Mobile Innovation: Top Ten trends for startups
Mobile experts and award-winning app developer teams from around the world gathered in Abu Dhabi this week for the World Summit Awards - Mobile. Here are my key takeaways for startups, summed up as Top Ten trends where major innovation is emerging.
1. Augmented reality
Augmented reality is now the 8th mass medium -- after print, recordings, cinema, radio, TV, Internet, mobile, according to mobile guru Tomi Ahonen. IKEA, Layar, Seeda, Tesco and iButterfly are examples of cutting edge AR implementations. “Augmented Reality in countries like Hong Kong is no longer a niche medium, it is a mass medium,” said Ahonen. French eyeglass retailer DirectOptic has even rolled out AR eyeware, which leads to higher conversion rates among shoppers. Startups and creative ad agencies will be at the cutting edge of this frontier.
2. Wearable computing
2014 will be the year of wearable computing, according to Rich Long, mobile researcher from the University of Copenhagen. Eyeglasses, helmets, wristbands and even rings will have local and mobile communication capabilities, and the traditional mobile phone will not be needed for a new range of emerging apps.
3. Responsive Design
App developers will stop worrying about which smartphone or tablet they should design for – instead, they will design for all screens ranging from giant conference hall screens to small phone screens. Techniques like responsive design will be useful here, according to Web and mobile design expert Janine Warner. Such modular techniques will become popular as new screens like Google Glass emerge. Other mobile design techniques to watch are active motion, which go beyond keyboards and screens to motion recognition, as demonstrated by Niall Austin, CEO OmniMotion.
4. Connected Screens
Mobile experience designers are looking not just at individual screens but the connected narrative across screens. Interaction design should also look at time spent on different devices, user behaviours, and daily life cycle of information flow, according to Gary Schwartz, CEO, ImpactMobile. Understanding this ‘digital velcro’ will be key to next generation mobile interaction via inter-screen design.
5. Mobile Crowds
‘Crowdpower’ is being harnessed not just from desktop users of the Internet but increasingly from mobile users as well. Award-winning apps deploying such crowdpower include Roadroid (tracking road quality in Sweden), MyFunCity (mapping citizen satisfaction in Brasil), Scoopshot (digital photo sales from Finland), News 360 (reporting services from US/Russia), and Project Noah (mapping wildlife, from Canada).
6. Edutainment
With the rapid rise of games as the most popular category of app downloads, gamification is entering all kinds of activities ranging from corporate performance to educational activities. Edutainment can become the most lucrative converged category, according to Ralph Simon, founder of the Mobile Entertainment Forum. The challenge in educational system development is how to make it truly motivating, and edutainment can meet this need, and a host of app developers are targeting this opportunity.
7. Social business
Mobile communication is being harnessed not just by NGOs for purposes like advocacy, but ‘social businesses’ which do have a profit motive but under the larger umbrella of social gain. These include examples such as mPustak and KisanSanchar in India and biNu in Africa. “Commercial returns and social returns on mobile apps are equally important,” according to Osama Manzar, founder of the Digital Empowerment Foundation.
8. Local apps
Much attention in the mobile world understandably focuses on success stories coming from Silicon Valley, but local developers have to find success either through localising Western apps and services or designing unique local apps from the ground up. “New alliances will need to be forged for such local efforts to succeed, for example involving local operators,” advised Alper Celen, Founder, Mobile Monday Dubai & Riyadh.
9. Biological frontiers
Every surface will eventually become a computing platform. “We will even see ‘epidermal electronics’ – electronic screens and devices etched into your skin,” according to Chetan Sharma, a Seattle-based mobile consultant and author. Digital tattoos, wireless chip implants and epidermal computing are tech trends to watch.
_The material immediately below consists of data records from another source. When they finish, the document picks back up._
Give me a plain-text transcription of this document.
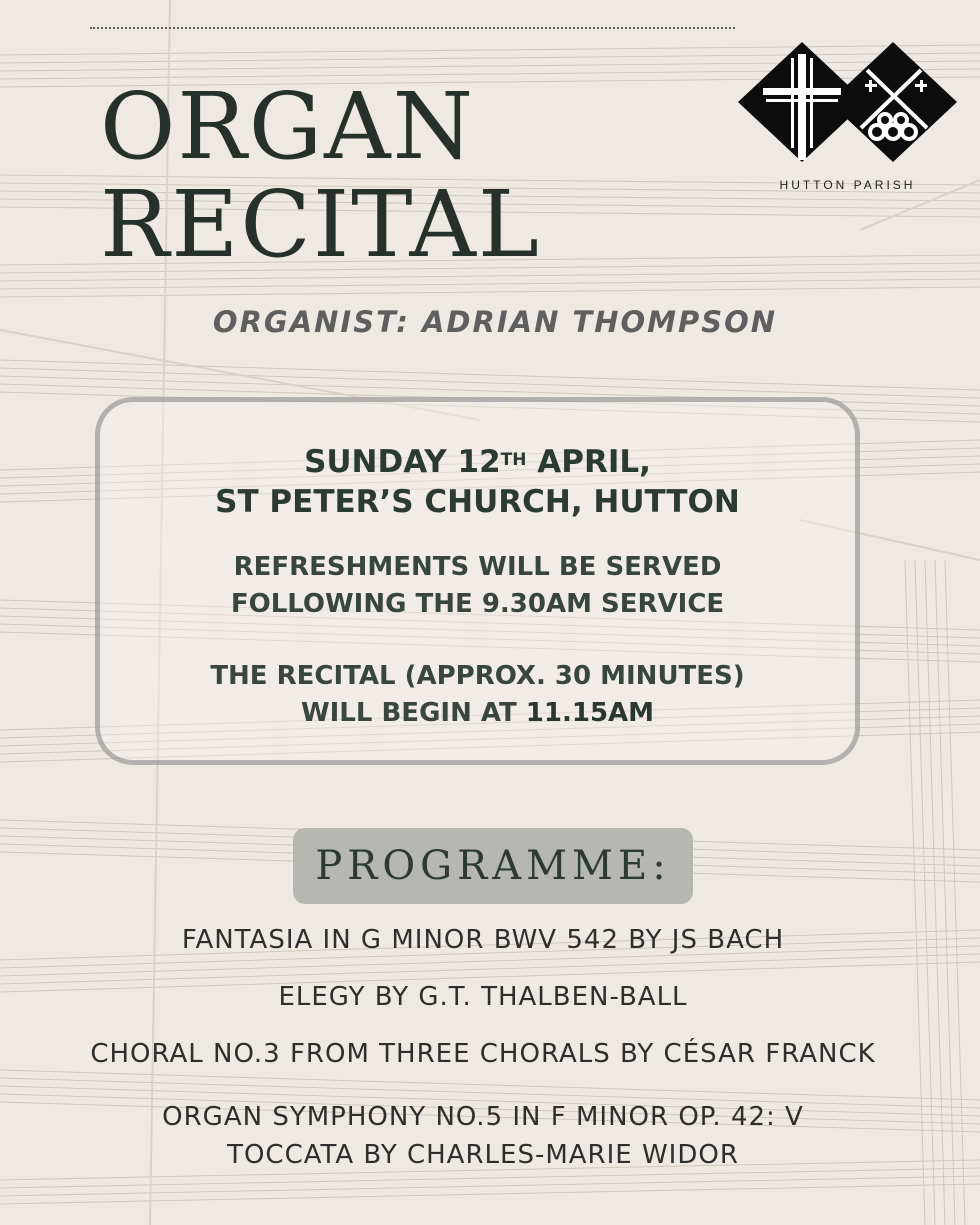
ORGAN
RECITAL	HUTTON PARISH

ORGANIST: ADRIAN THOMPSON

SUNDAY 12TH APRIL,
ST PETER’S CHURCH, HUTTON

REFRESHMENTS WILL BE SERVED
FOLLOWING THE 9.30AM SERVICE

THE RECITAL (APPROX. 30 MINUTES)
WILL BEGIN AT 11.15AM

PROGRAMME:

FANTASIA IN G MINOR BWV 542 BY JS BACH

ELEGY BY G.T. THALBEN-BALL

CHORAL NO.3 FROM THREE CHORALS BY CÉSAR FRANCK

ORGAN SYMPHONY NO.5 IN F MINOR OP. 42: V
TOCCATA BY CHARLES-MARIE WIDOR
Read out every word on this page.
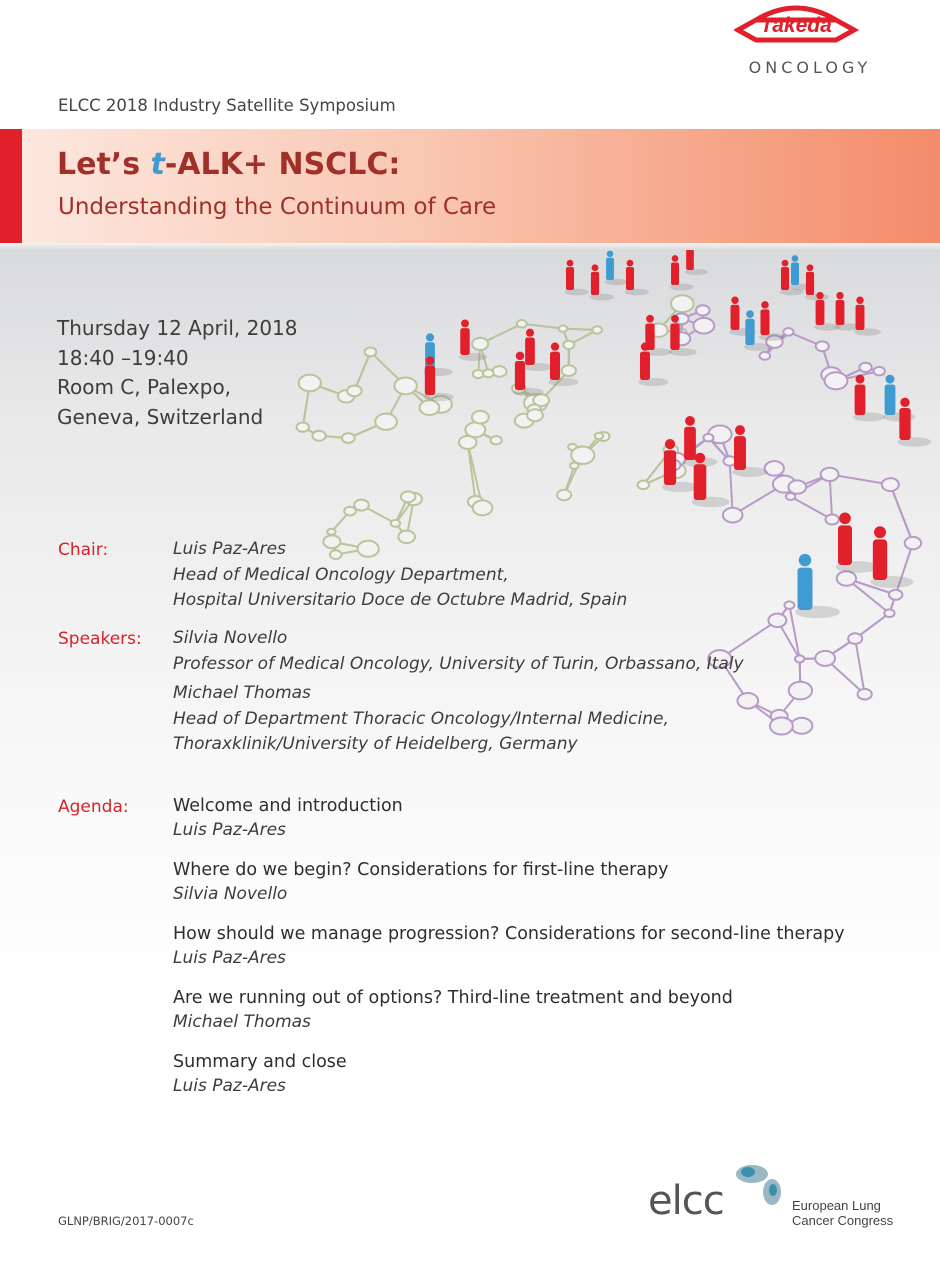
Takeda
ONCOLOGY
ELCC 2018 Industry Satellite Symposium
Let’s t-ALK+ NSCLC:
Understanding the Continuum of Care
Thursday 12 April, 2018
18:40 –19:40
Room C, Palexpo,
Geneva, Switzerland
Chair:	Luis Paz-Ares
Head of Medical Oncology Department,
Hospital Universitario Doce de Octubre Madrid, Spain
Speakers: Silvia Novello
Professor of Medical Oncology, University of Turin, Orbassano, Italy
Michael Thomas
Head of Department Thoracic Oncology/Internal Medicine,
Thoraxklinik/University of Heidelberg, Germany
Agenda:	Welcome and introduction
Luis Paz-Ares
Where do we begin? Considerations for first-line therapy
Silvia Novello
How should we manage progression? Considerations for second-line therapy
Luis Paz-Ares
Are we running out of options? Third-line treatment and beyond
Michael Thomas
Summary and close
Luis Paz-Ares
GLNP/BRIG/2017-0007c	elcc	European Lung
Cancer Congress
DNA may even be used as information storage molecules, predicted Jon Mason, e-Learning Director at Charles Darwin University, Australia.
10. Enterprise Mobility
Enterprise software is struggling to keep up with the dizzying pace of ‘innovation at mobile speed’ in consumer space, but CIOs are innovating in their own ways. BYOD is passé, and the Internet of Things is now transforming supply chain management and warehouse management in novel ways from just lightweight apps to heavy process re-design. Big Data and analytics are the new frontiers for CIOs and CFOs as well as startups, according to Phil Hendrix, founder of research firm IMMR. Enterprise delivery of learning solutions is also being offered by new companies such as SkillPill and KnowledgePulse.